Prosecutors were all set to try Leon Walker for snooping on his wife’s e-mail. But then they learned his now ex-wife, Clara, had been snooping on Leon’s phone, so they dropped charges. Leon himself hit me up on Twitter, saying: “Don’t believe the spin, Bob. They dropped the charges because the prosecution itself was sustained by lies and misconduct.” Ohhhhhh snap!
How many times have I been annoyed when someone declares some action “was God’s plan”? That tripe, however, has rarely angered me as much as when George Zimmerman said it to Sean Hannity. Zimmerman’s only regret is that he hadn’t been put into position to kill Trayvon. A position he put himself into. Good luck under the prison, George.
“Just to let y’all know, I do have a restaurant. It’s called Flavor Flav’s House of Flavor, it’s a take-out restaurant only.
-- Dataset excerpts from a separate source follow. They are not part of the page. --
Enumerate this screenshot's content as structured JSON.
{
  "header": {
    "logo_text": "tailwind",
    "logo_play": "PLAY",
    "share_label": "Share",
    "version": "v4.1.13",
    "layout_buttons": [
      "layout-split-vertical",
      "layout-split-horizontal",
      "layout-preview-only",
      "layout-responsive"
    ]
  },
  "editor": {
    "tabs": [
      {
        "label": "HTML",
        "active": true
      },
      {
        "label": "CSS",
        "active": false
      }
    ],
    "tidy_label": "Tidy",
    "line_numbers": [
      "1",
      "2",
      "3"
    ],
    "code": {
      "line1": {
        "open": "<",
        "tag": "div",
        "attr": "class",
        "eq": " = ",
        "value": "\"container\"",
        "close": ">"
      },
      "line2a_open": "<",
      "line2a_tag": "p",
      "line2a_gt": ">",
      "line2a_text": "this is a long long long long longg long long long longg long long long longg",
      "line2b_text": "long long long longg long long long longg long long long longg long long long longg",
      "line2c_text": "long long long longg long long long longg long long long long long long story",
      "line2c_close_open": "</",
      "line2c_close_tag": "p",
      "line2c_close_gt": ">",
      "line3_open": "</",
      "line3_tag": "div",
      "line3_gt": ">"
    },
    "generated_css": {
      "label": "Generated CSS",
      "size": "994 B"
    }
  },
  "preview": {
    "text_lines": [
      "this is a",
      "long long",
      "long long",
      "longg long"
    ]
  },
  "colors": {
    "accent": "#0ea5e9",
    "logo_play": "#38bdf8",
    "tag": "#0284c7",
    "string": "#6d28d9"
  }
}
Fried chicken, we got collard greens, potato salad, coleslaw, red velvet waffles. Yeah we be gettin’ it in.” Flava Flav on the intercom of a Southwest Airline flight during descent. Hey, I love minstrels as much as the next person, but shouldn’t Flav be in jail for commandeering that mic?
Peer pressure gets to everyone, I guess. After a Kiss Cam caught the First Couple in its sights, the crowd booed when President Obama only put his arm around the First Lady. Given a second chance later on, however, he leaned in and planted a solid smacker on her lips. Needless to say, the crowd went wild.